Lately, vitamin and mineral fortification has nabbed news headlines, featuring both peer-reviewed research and scientists’ opinions. Consider these recent headlines: “Fortified Foods Make Up for Some Missing Nutrients,” “Fortified Foods May Pose Risks for Kids” and “Use Caution with Fortified Foods.”

Research recently published in the Journal of the Academy of Nutrition and Dietetics indicates that fortification reduced the percentage of children and adolescents with inadequate intakes of many, but not all, micronutrients — without resulting in excessive intakes.

In an opposing view, the Environmental Working Group reports that young children are at risk of consuming too much vitamin A, zinc and niacin. It states online: “Because of flawed government policies and food producers who fortify foods with extra nutrients in the hope of boosting sales, many American children today are getting excessive amounts of certain nutrients.”

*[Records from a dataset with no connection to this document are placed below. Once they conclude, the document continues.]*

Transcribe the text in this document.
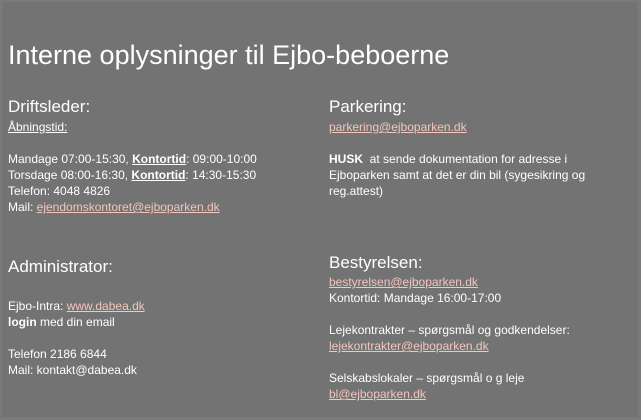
Interne oplysninger til Ejbo-beboerne
Driftsleder:
Åbningstid:
Mandage 07:00-15:30, Kontortid: 09:00-10:00
Torsdage 08:00-16:30, Kontortid: 14:30-15:30
Telefon: 4048 4826
Mail: ejendomskontoret@ejboparken.dk
Parkering:
parkering@ejboparken.dk
HUSK  at sende dokumentation for adresse i Ejboparken samt at det er din bil (sygesikring og reg.attest)
Administrator:
Ejbo-Intra: www.dabea.dk
login med din email
Telefon 2186 6844
Mail: kontakt@dabea.dk
Bestyrelsen:
bestyrelsen@ejboparken.dk
Kontortid: Mandage 16:00-17:00
Lejekontrakter – spørgsmål og godkendelser:
lejekontrakter@ejboparken.dk
Selskabslokaler – spørgsmål o g leje
bl@ejboparken.dk
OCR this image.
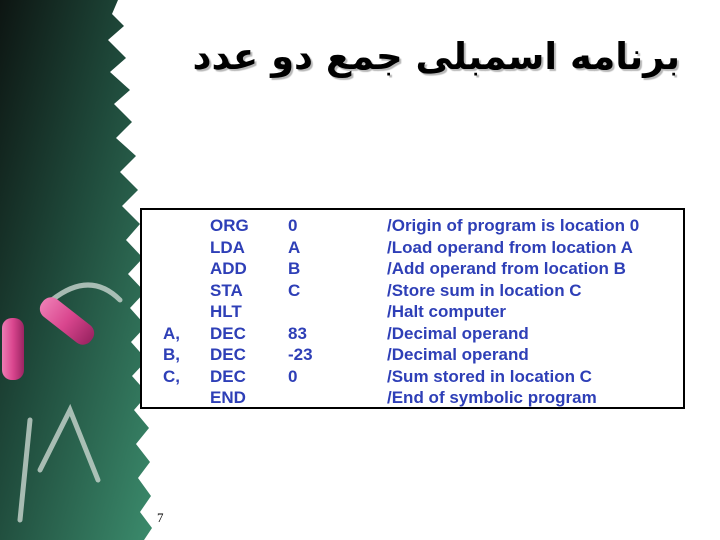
برنامه اسمبلی جمع دو عدد
ORG 0	/Origin of program is location 0
LDA	A	/Load operand from location A
ADD B	/Add operand from location B
STA	C	/Store sum in location C
HLT	/Halt computer
A, DEC 83	/Decimal operand
B, DEC -23	/Decimal operand
C, DEC 0	/Sum stored in location C
END	/End of symbolic program
7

In a contentious environment such as this, what is a food processor to do? A new article, “Fortification: New Findings and Implications,” published in Nutrition Reviews, offers science-based recommendations for “rational” fortification. The lead author, Johanna Dwyer, is a professor of medicine with Tufts Schools of Medicine and Nutrition and a senior nutrition consultant to the National Institutes of Health Office of Dietary Supplements. We chatted by e-mail about the subject.

Karen Giles-Smith: What are your recommendations for food processors regarding responsible fortification?

Johanna Dwyer: Responsible fortification begins with a demonstration of public health need for additional nutrients to be added to the food supply. This need should be based on clinical measures, not on measures of dietary intake alone. 

Next, it’s necessary to assess the technical feasibility of the fortification, which includes choosing a food “vehicle” that is commonly eaten by the target group, and to make sure that the fortificant [the nutrient(s) to be added] is stable, acceptable and bioavailable.

Third, the possibility of unintended consequences must be explored. It’s important to ensure that the fortification effort will not cause an imbalance of essential nutrients and will not lead to excessive nutrient intakes. Also, one must consider the possibility that the added nutrient(s) might interact with other substances consumed by people, including medications.

The addition of vitamin D to foods, for example, is especially complicated. Sunlight exposure affects one’s vitamin D status. Furthermore, vitamin D status cannot be assessed by using dietary intake measures. There are no comprehensive food composition tables of the vitamin D (in all its bioavailable forms) in food.

KS: What issues should food processors consider when fortifying foods and beverages?

JD: Bioavailability is a major issue. Fortunately, fortificants such as calcium-citrate-malate are highly bioavailable. Optimal absorption is also important. For fortification with both vitamin D and calcium, the first question to ask is what the food vehicle will be and whether individuals at high risk eat enough of the food so that intakes of these nutrients will be increased enough to make a nutritional difference.

Then it would be important to learn whether adding more calcium or more vitamin D would increase calcium absorption in people. The addition might not increase calcium absorption if baseline levels of calcium in the population are already adequate. There are also questions of the food’s acceptability. Would adding more calcium, for example, make the product grainy or chalky tasting? Of course, there are cost issues as well.

KS: Is there anything else about fortification that’s important for readers to know?

JD: Food fortification is a public health strategy that, when used responsibly, has public health benefits. The effort needs to be continually monitored since, as food habits in the population change over time, so too may the need for fortification.  


America lacks vitamins

  • Based on various analyses of NHANES 2003-2008 data, approximately 70% to 94% of the population was below the estimated average requirements (EAR) for vitamin D, and between 38% and almost 50% of the population was below the EAR for calcium.
  • A recent population-based survey found that the percentage of individuals in the U.S. exceeding the tolerable upper intake level for most nutrients, including food and supplements, was relatively small.
  • Vitamin and mineral premixes formulated to the specifications of the food manufacturer are available from reputable sources at reasonable costs.